In [1]:
from sklearn.datasets import load_boston
from sklearn.linear_model import LinearRegression
from sklearn.metrics import mean_squared_error
import pandas as pd
import numpy as np

In [4]:
# Gather Data
boston_dataset = load_boston()
data = pd.DataFrame(data = boston_dataset.data, columns = boston_dataset.feature_names)
features = data.drop(["INDUS", "AGE"], axis = 1)

# Log prices
log_prices = np.log(boston_dataset.target)
# Covert to 2D array.
target = pd.DataFrame(log_prices, columns = ["PRICE"])

In [11]:
# Create property_stats varible to store
CRIME_IDX = 0
ZN_IDX = 1
CHAS_IDX = 2
RM_IDX = 4
PTRATIO_IDX = 8

# property_stats = np.ndarray(shape = (1, 11))
# property_stats[0][CRIME_IDX] = features["CRIM"].mean()
# property_stats[0][ZN_IDX] = features["ZN"].mean()
# property_stats[0][CHAS_IDX] = features["CHAS"].mean()

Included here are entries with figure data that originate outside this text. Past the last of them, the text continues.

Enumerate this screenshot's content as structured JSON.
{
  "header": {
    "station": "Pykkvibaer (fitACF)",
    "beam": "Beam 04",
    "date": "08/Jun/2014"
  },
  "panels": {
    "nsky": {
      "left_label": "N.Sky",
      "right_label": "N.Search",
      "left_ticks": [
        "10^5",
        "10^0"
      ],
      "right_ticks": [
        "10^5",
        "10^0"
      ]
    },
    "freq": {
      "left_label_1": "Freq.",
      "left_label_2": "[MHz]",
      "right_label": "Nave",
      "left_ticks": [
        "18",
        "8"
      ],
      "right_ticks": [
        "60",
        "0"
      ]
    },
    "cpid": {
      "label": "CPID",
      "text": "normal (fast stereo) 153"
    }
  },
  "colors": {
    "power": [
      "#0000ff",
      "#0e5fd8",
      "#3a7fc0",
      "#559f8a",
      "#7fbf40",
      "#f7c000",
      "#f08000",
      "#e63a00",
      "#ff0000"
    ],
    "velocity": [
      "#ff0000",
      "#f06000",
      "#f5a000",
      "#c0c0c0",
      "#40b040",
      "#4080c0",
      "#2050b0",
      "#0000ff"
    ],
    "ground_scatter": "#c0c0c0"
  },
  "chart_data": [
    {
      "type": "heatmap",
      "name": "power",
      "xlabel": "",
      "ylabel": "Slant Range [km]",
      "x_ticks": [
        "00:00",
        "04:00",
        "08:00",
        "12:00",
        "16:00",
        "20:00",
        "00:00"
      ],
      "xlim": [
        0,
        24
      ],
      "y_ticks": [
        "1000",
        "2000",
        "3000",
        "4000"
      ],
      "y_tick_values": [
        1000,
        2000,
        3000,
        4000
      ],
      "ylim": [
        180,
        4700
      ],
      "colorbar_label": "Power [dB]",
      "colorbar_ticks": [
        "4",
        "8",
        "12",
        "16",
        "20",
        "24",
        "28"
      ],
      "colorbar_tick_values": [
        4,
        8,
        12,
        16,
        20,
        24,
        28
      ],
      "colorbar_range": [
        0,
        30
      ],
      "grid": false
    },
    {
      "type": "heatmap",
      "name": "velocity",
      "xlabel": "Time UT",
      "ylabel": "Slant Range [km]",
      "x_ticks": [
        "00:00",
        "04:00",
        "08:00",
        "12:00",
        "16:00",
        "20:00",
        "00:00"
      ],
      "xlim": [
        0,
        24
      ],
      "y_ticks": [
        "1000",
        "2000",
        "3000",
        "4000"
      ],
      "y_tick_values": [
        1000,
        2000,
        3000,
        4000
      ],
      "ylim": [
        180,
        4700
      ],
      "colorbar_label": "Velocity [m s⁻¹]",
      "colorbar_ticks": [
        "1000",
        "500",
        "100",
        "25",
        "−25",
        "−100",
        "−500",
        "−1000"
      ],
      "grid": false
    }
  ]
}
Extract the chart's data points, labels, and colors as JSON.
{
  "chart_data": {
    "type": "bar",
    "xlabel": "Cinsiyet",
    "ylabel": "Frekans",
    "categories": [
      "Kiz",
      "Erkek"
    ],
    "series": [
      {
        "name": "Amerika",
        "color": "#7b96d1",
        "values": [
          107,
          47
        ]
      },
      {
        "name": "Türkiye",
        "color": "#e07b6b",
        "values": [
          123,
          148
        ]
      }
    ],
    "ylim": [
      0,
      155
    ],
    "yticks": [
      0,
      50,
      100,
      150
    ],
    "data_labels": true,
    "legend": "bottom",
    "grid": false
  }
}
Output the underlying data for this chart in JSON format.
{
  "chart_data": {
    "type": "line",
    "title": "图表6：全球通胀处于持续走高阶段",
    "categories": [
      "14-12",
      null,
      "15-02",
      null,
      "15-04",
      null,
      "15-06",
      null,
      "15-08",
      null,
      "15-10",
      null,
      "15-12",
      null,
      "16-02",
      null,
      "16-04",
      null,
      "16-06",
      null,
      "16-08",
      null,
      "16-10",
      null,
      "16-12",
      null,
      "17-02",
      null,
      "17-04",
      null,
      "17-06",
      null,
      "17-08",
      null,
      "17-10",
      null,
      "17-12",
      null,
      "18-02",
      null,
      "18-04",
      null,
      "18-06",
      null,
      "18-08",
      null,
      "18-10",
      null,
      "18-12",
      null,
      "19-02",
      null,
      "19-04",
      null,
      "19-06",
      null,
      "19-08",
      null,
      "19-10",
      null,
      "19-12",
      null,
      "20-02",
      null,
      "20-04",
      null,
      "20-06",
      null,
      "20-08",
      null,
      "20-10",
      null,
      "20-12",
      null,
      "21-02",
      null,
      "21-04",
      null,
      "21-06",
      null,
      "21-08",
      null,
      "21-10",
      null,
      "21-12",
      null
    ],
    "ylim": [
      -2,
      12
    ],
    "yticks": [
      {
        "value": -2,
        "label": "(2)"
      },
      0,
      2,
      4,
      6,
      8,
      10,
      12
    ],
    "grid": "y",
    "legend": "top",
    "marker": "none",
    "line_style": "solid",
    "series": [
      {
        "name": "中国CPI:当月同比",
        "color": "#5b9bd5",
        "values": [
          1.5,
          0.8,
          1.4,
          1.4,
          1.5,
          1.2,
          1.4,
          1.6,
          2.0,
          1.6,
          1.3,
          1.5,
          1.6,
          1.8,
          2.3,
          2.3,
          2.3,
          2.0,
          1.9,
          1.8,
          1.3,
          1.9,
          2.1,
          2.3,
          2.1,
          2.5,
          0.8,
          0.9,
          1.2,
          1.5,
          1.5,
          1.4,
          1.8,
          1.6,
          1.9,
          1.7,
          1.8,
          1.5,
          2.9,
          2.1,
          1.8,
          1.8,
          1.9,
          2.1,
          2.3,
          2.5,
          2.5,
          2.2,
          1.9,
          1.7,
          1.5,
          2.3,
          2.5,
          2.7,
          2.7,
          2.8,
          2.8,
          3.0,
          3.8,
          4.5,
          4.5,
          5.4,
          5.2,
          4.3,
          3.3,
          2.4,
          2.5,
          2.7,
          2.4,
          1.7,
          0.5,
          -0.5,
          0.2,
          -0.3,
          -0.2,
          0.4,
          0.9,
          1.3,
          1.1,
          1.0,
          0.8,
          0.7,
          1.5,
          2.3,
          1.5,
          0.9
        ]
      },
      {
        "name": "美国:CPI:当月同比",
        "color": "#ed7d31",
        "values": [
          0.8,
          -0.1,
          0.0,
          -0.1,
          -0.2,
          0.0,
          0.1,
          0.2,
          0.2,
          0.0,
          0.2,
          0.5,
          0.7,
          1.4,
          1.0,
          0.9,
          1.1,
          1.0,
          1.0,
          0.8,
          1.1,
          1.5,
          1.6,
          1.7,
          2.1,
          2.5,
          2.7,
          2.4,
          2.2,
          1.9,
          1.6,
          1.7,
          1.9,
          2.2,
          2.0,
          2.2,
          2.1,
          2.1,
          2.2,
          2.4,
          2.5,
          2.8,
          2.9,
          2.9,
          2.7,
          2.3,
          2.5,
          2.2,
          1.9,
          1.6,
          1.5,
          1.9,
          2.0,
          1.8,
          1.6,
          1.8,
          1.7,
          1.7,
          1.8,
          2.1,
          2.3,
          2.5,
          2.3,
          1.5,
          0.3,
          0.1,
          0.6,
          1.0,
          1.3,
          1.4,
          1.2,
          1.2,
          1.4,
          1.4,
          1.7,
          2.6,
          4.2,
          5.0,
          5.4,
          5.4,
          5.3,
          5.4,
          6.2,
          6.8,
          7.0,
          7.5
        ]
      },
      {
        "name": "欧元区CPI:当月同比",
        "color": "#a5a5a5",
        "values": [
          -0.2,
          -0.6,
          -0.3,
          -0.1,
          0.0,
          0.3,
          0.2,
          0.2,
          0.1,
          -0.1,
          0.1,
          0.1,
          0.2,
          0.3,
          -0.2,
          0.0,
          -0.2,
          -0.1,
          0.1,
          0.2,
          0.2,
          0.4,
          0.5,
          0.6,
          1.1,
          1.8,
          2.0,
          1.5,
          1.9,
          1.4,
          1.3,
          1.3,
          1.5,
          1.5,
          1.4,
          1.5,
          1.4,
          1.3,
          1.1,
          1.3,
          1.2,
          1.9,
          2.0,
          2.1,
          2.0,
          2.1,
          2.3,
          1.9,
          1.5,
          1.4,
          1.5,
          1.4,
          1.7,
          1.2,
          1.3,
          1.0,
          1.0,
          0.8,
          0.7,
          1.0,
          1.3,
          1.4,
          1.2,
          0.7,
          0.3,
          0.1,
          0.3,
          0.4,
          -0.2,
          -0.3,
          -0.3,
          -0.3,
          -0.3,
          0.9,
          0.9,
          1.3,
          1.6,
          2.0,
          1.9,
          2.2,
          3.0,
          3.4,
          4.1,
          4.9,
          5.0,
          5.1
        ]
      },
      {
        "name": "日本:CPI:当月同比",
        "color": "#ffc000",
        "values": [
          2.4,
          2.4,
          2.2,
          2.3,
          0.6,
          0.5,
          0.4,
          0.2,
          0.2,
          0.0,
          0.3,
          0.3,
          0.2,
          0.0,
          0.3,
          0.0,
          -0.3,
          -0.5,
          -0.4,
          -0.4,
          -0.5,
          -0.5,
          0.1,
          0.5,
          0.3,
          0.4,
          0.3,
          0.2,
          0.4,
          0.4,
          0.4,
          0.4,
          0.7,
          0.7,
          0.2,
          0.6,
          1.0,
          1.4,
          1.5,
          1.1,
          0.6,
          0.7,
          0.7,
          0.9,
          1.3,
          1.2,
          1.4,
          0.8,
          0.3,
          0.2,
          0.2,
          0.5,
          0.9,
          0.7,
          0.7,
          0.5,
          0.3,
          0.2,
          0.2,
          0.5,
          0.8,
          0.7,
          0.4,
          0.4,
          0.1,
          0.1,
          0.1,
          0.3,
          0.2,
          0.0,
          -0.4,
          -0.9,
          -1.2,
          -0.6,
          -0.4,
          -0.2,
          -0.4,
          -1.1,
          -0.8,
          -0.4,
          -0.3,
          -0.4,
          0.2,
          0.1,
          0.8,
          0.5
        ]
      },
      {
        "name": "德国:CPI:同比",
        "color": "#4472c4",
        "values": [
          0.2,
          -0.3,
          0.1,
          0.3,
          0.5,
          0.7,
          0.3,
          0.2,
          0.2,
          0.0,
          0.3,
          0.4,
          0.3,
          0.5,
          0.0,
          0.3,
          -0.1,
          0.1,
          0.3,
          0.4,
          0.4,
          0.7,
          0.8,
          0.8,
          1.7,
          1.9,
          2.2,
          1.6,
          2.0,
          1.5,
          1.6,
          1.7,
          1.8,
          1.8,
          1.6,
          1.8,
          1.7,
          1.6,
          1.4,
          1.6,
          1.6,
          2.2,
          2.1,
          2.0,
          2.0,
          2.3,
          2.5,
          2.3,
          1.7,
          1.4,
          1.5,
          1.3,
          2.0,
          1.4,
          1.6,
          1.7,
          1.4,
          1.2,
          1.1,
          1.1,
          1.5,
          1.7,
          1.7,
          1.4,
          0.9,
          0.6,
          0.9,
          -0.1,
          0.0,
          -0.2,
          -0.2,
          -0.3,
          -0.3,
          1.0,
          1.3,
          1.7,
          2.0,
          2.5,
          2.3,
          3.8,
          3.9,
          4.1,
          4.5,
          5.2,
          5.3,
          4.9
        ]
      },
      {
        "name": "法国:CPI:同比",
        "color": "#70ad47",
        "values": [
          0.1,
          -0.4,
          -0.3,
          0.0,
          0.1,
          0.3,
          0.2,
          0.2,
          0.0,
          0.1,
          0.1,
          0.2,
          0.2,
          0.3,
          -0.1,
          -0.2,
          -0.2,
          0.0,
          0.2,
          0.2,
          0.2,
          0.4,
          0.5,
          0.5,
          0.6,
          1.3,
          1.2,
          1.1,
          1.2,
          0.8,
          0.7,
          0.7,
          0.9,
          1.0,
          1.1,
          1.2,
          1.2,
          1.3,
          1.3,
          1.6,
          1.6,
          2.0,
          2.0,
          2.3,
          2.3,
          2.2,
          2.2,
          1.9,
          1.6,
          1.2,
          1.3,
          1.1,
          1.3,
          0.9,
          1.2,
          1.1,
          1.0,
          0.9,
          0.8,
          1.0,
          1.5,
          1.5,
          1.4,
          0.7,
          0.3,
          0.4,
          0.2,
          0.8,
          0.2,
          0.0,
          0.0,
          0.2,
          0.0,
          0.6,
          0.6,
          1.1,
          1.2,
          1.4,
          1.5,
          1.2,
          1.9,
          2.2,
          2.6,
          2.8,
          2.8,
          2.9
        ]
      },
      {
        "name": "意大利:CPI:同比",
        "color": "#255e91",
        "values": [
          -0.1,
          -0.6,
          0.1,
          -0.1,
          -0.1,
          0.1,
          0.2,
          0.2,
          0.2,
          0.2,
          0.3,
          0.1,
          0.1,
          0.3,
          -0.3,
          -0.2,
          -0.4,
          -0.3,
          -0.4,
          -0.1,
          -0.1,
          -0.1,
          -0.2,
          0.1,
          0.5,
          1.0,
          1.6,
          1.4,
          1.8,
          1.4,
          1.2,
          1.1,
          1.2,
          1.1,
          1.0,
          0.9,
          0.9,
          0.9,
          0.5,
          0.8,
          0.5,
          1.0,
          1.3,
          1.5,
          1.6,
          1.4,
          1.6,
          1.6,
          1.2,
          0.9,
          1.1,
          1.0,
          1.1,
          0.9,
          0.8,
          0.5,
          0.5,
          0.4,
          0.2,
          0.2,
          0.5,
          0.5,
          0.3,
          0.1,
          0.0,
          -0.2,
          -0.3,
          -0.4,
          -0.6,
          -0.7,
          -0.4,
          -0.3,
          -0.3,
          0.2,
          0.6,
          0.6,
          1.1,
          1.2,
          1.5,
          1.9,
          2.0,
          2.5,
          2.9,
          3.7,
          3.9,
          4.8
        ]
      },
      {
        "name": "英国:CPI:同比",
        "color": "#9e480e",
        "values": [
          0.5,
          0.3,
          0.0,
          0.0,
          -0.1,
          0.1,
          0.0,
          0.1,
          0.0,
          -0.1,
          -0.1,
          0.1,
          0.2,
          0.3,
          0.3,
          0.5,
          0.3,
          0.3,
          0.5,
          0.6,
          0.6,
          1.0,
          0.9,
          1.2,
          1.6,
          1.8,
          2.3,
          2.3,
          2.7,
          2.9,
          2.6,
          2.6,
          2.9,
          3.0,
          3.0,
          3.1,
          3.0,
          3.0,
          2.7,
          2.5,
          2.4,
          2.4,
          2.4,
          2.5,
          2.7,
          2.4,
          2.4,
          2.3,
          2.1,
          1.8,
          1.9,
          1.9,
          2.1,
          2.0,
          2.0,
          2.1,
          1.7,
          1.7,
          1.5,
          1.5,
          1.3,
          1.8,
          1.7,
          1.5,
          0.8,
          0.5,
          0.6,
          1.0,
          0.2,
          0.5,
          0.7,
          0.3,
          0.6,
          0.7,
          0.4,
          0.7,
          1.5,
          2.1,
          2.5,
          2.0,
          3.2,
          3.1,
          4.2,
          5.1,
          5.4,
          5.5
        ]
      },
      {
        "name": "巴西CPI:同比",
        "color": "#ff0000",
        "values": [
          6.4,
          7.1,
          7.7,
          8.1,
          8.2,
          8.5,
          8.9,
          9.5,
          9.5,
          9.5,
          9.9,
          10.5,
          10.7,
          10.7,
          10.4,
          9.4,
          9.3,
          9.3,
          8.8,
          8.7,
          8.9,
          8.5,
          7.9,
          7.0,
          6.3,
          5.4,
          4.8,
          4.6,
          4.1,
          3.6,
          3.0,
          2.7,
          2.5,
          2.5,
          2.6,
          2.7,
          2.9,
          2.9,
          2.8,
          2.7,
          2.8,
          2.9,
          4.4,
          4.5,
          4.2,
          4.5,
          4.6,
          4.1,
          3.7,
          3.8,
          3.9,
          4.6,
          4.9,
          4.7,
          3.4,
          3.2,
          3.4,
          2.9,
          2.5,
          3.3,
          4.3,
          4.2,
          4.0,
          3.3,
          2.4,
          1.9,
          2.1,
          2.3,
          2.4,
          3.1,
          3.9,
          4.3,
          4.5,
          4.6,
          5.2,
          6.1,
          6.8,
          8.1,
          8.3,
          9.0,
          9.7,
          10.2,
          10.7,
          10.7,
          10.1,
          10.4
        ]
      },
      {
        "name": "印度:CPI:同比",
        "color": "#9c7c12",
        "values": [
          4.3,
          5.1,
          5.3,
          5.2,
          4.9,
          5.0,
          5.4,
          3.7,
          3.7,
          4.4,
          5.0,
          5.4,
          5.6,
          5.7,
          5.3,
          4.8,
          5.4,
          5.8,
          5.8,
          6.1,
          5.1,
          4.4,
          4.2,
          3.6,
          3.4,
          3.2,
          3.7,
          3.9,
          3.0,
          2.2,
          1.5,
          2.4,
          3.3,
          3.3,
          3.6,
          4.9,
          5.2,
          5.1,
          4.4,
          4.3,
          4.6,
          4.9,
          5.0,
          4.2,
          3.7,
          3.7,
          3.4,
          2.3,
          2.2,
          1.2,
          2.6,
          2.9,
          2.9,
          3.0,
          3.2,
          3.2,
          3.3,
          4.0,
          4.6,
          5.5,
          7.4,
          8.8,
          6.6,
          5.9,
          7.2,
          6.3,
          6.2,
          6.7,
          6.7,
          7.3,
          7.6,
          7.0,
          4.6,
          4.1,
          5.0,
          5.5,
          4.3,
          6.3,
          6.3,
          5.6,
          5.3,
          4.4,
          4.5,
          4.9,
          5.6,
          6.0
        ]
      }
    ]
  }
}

# Fill the default value using the mean value of every feature, reshape the pandas.series to ndarray.
property_stats = features.mean().values.reshape(1, 11)

In [26]:
regr = LinearRegression().fit(features, target)
fitted_values = regr.predict(features)
#print(fitted_values.shape)
MSE = mean_squared_error(target, fitted_values)
RMSE = np.sqrt(MSE)

In [33]:
def get_log_estimate(room_number, pupil_teacher_ratio, beside_river = False, high_confidence = True):
    # Configure property values
    property_stats[0][RM_IDX] = room_number
    property_stats[0][PTRATIO_IDX] = pupil_teacher_ratio
    if beside_river:
        property_stats[0][CHAS_IDX] = 1
    else:
        property_stats[0][CHAS_IDX] = 0
    # Predict
    log_estimate = regr.predict(property_stats)[0][0]
    # Calculate the range
    if high_confidence:
        # 2 sigma
        upper_bound = log_estimate + 2*RMSE
        lower_bound = log_estimate - 2*RMSE
        interval = 95
    else:
        # 1 sigma
        upper_bound = log_estimate + RMSE
        lower_bound = log_estimate - RMSE
        interval = 68
    return log_estimate, upper_bound, lower_bound, interval

In [35]:
get_log_estimate(3, 20, True, False)

(2.776758191480399, 2.9642703266775294, 2.589246056283269, 68)